Human Rights Watch erhebt schwere Vorwürfe gegen das US-Militär

22.12.2005, 08:37, Text: Felix Scharlau, Felix Scharlau

Gerüchte hielten sich ja schon seit Längerem, dass das US-Militär und die US-Geheimdienste auch Pop-, Metal- und Rap-Musik als Folter gegen Al-Kaida-Verdächtige einsetze.

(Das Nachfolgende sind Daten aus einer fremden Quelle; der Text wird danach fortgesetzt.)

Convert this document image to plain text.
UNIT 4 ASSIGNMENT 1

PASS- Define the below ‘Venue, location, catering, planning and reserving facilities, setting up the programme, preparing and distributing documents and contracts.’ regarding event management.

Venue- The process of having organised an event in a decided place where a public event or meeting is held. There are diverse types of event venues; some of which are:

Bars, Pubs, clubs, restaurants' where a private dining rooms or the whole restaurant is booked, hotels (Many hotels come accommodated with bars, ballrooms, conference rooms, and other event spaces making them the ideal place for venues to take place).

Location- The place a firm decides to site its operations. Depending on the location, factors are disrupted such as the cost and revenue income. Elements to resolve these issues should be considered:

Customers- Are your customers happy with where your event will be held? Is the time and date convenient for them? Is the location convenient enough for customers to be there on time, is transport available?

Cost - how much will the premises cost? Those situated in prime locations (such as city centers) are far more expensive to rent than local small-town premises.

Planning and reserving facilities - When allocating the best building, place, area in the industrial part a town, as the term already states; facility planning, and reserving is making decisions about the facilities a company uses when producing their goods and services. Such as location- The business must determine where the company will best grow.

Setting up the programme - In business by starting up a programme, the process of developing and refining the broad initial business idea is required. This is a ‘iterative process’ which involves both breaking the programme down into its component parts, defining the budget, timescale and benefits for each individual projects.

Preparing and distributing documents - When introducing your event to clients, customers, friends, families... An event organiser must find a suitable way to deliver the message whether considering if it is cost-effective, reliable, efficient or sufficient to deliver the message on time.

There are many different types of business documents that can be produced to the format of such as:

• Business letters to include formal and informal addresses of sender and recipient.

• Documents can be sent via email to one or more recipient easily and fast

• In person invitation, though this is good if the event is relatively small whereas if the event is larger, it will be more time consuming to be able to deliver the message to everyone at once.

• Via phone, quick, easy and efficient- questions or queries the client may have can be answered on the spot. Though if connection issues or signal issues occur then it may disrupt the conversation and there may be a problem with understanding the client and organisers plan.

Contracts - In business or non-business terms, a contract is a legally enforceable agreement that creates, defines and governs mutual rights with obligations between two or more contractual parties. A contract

Der amerikanische Ableger von \\"Human Rights Watch\\" nannte nun in einem Bericht konkret einen Fall, der sich in einem afghanischen Gefangenenlager zugetragen haben soll. Demnach wurde dort ein äthiopischer Häftling in einer abgedunkelten Zelle bis zu 20 Tage lang mit der Musik von Eminem und Dr. Dre dauerbeschallt, um seinen Willen zu brechen.

Auch die BBC stützte jüngst diese Version und ergänzte in einem Bericht, dass die Musik nach Ablauf der 20 Tage durch \\"horrible ghost laughter and Halloween sounds\\" ersetzt worden sei.

Amerikanische Offizielle sollen die Vorwürfe - wenig überraschend - als haltlos abgetan haben.